Из первого тома книги, по самому ее плану, сравнительно нетрудно было выделить часть, посвященную Л.Н.Толстому. Она и перепечатывается в настоящем издании без существенных изменений. Если б я теперь стал наново писать книгу об авторе «Войны и мира», я написал бы ее иначе. Но общую концепцию «загадки Толстого», данную в моем труде, я продолжаю считать правильной, несмотря на ряд сделанных в печати возражений. Не появилось за истекшие десять лет и новых, относящихся к Толстому материалов, которые шли бы с ней вразрез.

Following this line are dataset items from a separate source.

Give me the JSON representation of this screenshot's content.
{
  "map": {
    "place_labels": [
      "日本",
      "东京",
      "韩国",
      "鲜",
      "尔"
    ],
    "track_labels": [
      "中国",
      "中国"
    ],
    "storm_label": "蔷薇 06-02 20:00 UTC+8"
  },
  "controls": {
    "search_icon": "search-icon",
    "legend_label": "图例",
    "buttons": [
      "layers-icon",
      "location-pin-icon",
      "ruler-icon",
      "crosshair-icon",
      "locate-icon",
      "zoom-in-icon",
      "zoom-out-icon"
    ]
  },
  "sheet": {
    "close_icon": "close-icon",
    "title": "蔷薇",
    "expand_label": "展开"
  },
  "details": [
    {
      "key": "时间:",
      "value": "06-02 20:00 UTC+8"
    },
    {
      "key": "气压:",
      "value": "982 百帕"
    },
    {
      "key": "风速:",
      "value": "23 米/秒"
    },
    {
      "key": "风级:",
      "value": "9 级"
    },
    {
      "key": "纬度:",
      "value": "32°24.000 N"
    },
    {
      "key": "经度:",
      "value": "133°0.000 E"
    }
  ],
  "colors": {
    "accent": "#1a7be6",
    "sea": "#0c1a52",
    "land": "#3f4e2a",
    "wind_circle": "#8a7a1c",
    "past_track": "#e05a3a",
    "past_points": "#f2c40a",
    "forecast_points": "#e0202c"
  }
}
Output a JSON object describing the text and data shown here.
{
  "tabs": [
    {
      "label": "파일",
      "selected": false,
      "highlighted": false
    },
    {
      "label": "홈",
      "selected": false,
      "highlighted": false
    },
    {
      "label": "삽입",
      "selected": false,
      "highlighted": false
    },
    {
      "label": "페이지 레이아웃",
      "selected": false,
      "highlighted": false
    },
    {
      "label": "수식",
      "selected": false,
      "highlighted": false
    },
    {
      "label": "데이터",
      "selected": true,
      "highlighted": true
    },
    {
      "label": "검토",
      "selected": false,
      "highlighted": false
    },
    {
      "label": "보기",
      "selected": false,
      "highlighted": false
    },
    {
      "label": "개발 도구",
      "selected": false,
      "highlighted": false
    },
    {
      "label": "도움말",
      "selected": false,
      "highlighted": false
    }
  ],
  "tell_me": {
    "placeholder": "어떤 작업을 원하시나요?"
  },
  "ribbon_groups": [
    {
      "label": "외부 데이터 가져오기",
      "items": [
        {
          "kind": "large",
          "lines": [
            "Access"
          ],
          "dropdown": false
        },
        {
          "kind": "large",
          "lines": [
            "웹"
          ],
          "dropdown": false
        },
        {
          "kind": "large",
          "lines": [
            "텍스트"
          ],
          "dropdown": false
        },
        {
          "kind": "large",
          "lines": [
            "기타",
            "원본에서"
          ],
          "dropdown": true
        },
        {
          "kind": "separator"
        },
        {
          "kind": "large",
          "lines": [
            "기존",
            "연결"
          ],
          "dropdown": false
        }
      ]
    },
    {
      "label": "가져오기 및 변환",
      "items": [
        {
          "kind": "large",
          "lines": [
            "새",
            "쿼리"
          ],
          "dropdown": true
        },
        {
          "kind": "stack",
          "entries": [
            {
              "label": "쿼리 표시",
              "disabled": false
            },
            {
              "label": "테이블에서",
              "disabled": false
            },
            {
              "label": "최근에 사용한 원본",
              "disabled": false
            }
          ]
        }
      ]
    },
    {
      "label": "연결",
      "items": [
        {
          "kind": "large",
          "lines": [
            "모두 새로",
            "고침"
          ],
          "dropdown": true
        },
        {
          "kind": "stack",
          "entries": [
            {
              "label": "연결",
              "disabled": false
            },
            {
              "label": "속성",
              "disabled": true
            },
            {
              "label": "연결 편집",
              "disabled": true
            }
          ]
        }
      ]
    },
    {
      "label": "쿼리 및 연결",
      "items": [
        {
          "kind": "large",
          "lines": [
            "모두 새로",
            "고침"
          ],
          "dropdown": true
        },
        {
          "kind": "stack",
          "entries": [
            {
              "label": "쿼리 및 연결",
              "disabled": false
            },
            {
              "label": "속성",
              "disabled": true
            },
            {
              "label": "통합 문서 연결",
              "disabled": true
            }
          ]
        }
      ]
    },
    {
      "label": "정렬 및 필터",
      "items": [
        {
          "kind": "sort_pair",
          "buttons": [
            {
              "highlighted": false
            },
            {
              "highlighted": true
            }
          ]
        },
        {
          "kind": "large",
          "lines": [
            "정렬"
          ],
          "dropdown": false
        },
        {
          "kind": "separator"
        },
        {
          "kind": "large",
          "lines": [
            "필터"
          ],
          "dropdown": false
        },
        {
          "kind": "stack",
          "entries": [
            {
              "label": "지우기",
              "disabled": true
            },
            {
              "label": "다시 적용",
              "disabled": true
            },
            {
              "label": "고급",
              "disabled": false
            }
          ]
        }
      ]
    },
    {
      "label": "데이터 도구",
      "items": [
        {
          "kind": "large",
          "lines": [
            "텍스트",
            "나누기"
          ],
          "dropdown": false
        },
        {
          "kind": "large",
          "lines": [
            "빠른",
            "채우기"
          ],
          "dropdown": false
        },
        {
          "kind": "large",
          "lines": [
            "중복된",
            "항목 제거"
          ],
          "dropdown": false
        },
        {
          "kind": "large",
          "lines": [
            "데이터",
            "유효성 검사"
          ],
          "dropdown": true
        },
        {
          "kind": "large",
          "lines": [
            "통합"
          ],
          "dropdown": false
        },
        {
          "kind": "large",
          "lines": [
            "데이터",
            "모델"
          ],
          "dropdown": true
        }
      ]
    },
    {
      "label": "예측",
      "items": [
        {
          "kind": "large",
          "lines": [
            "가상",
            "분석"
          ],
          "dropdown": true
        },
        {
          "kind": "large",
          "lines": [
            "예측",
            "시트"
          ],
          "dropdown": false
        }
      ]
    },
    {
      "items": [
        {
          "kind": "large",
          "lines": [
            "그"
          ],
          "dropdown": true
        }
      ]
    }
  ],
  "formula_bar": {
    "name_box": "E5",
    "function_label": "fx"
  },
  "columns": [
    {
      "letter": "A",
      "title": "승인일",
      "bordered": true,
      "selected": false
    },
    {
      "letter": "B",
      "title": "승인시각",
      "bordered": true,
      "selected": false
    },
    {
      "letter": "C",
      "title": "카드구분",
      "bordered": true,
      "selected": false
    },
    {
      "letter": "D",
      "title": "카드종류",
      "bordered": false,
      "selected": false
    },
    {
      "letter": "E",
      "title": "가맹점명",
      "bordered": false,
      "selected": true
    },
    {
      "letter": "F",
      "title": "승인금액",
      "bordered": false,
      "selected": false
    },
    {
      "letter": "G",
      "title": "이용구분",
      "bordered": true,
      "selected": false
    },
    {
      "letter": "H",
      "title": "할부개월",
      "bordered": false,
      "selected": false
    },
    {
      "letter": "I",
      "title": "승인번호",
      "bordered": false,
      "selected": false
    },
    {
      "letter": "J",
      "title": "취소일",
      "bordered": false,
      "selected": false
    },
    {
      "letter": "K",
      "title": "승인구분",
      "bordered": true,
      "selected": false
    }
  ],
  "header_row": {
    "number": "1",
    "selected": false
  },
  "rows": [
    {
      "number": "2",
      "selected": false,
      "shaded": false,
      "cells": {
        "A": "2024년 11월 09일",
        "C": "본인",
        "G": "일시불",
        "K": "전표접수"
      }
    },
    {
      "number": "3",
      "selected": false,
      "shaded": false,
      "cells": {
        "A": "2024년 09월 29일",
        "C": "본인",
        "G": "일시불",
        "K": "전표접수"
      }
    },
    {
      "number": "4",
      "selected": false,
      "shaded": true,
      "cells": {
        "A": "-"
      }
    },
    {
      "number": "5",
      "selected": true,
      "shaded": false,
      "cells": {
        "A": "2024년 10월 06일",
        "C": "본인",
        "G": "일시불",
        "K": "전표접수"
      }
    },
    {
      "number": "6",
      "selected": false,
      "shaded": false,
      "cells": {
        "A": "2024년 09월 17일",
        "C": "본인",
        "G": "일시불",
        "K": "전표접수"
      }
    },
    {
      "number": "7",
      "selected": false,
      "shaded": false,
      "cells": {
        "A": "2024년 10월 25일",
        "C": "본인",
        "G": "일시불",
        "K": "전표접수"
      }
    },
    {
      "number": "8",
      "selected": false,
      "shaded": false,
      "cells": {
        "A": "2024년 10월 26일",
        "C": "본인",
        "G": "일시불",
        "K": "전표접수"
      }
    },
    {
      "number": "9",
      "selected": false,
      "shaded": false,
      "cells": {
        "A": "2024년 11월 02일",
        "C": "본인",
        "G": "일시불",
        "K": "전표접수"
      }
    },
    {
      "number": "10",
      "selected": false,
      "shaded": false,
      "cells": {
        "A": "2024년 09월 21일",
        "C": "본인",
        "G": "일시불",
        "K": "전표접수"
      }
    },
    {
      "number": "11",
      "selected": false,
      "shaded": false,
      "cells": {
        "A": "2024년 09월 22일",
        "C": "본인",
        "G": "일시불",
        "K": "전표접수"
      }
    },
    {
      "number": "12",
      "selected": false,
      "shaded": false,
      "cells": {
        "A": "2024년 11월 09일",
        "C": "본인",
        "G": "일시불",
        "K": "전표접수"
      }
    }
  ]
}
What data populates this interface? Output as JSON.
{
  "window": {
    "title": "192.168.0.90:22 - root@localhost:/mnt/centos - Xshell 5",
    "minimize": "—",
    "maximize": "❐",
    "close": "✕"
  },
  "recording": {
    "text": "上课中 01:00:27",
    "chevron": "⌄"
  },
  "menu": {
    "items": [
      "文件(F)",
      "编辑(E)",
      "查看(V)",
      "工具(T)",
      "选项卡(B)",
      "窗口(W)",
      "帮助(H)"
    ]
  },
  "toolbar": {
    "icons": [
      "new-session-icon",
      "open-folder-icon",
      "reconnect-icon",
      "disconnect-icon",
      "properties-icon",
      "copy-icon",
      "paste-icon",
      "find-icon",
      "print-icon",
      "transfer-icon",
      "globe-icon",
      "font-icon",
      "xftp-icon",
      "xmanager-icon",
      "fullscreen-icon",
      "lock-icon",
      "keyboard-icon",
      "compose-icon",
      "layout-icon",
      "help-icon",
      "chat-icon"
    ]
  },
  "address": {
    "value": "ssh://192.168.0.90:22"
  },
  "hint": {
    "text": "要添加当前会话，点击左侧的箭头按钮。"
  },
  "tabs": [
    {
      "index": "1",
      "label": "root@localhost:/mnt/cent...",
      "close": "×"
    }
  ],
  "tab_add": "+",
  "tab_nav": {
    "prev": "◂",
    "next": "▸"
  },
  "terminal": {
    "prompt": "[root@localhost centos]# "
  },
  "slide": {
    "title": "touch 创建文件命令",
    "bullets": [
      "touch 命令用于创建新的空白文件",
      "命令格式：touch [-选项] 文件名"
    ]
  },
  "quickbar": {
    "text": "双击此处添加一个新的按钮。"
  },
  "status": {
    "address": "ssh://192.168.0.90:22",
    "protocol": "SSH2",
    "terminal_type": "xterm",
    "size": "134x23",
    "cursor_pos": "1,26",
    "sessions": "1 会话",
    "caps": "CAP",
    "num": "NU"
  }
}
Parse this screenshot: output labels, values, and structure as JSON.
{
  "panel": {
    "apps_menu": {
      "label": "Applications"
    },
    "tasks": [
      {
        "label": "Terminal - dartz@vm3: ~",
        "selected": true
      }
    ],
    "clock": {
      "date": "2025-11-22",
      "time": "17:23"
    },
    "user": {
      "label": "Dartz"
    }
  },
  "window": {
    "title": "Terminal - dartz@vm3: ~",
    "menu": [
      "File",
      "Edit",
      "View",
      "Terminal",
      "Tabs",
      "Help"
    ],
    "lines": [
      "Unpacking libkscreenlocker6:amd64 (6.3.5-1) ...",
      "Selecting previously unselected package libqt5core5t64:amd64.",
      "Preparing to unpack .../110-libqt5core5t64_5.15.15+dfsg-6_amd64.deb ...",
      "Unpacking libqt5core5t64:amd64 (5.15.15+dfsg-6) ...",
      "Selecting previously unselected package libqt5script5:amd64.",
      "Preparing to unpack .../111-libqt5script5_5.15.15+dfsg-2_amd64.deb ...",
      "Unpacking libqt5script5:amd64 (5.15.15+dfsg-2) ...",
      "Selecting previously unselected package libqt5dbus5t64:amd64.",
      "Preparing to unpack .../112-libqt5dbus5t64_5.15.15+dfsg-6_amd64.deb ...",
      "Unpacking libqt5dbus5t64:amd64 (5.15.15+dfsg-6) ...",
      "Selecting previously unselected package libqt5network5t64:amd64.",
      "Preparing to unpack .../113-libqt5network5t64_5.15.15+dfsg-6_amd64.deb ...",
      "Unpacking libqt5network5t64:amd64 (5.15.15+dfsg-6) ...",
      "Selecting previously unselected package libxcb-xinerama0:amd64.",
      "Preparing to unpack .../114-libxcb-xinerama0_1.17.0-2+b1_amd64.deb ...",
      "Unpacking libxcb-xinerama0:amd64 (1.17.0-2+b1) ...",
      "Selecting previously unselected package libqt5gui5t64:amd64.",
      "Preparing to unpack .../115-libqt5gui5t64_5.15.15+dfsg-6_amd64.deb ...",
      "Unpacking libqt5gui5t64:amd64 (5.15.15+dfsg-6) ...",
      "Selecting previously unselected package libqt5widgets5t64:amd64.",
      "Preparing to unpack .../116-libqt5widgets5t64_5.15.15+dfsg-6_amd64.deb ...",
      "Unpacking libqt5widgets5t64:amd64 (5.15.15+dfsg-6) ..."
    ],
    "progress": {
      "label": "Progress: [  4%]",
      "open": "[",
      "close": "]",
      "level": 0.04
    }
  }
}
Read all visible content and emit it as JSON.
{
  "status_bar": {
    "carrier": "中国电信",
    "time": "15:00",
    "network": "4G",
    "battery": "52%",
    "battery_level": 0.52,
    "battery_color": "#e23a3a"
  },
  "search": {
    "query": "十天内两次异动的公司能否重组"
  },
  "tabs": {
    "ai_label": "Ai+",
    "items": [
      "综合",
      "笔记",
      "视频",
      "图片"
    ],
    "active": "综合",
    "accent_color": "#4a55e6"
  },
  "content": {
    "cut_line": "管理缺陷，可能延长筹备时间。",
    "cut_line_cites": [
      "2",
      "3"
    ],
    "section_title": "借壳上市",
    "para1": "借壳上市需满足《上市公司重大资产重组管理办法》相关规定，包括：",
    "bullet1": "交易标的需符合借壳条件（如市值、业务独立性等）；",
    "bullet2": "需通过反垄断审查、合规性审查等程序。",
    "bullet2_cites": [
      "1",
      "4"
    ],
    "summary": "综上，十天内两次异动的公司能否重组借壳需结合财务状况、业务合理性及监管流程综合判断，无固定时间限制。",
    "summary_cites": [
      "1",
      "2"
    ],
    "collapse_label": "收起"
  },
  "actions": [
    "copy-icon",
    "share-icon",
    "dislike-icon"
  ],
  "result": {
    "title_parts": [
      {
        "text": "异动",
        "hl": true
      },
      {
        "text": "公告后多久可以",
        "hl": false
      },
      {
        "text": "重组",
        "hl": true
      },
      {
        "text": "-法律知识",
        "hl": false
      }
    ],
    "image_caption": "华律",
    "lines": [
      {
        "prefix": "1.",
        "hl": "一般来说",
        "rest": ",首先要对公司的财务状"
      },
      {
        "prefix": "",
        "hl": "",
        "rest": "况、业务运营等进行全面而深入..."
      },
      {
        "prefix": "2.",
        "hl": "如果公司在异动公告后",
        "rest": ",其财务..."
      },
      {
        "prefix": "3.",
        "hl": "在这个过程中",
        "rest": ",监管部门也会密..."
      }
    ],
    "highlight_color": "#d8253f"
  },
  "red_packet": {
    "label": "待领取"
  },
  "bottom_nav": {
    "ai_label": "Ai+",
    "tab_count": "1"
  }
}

Я предполагаю скоро выпустить в свет также монографию о Р.Роллане; некоторые главы ее будут мною восстановлены по памяти, другие — большая часть — написаны заново. Последнее было бы неизбежно даже в том случае, если бы в моем распоряжении имелась старая рукопись: Ромен Роллан с 1914 года написал шесть новых книг, и некоторые из них занимают в его творчестве совершенно исключительное место.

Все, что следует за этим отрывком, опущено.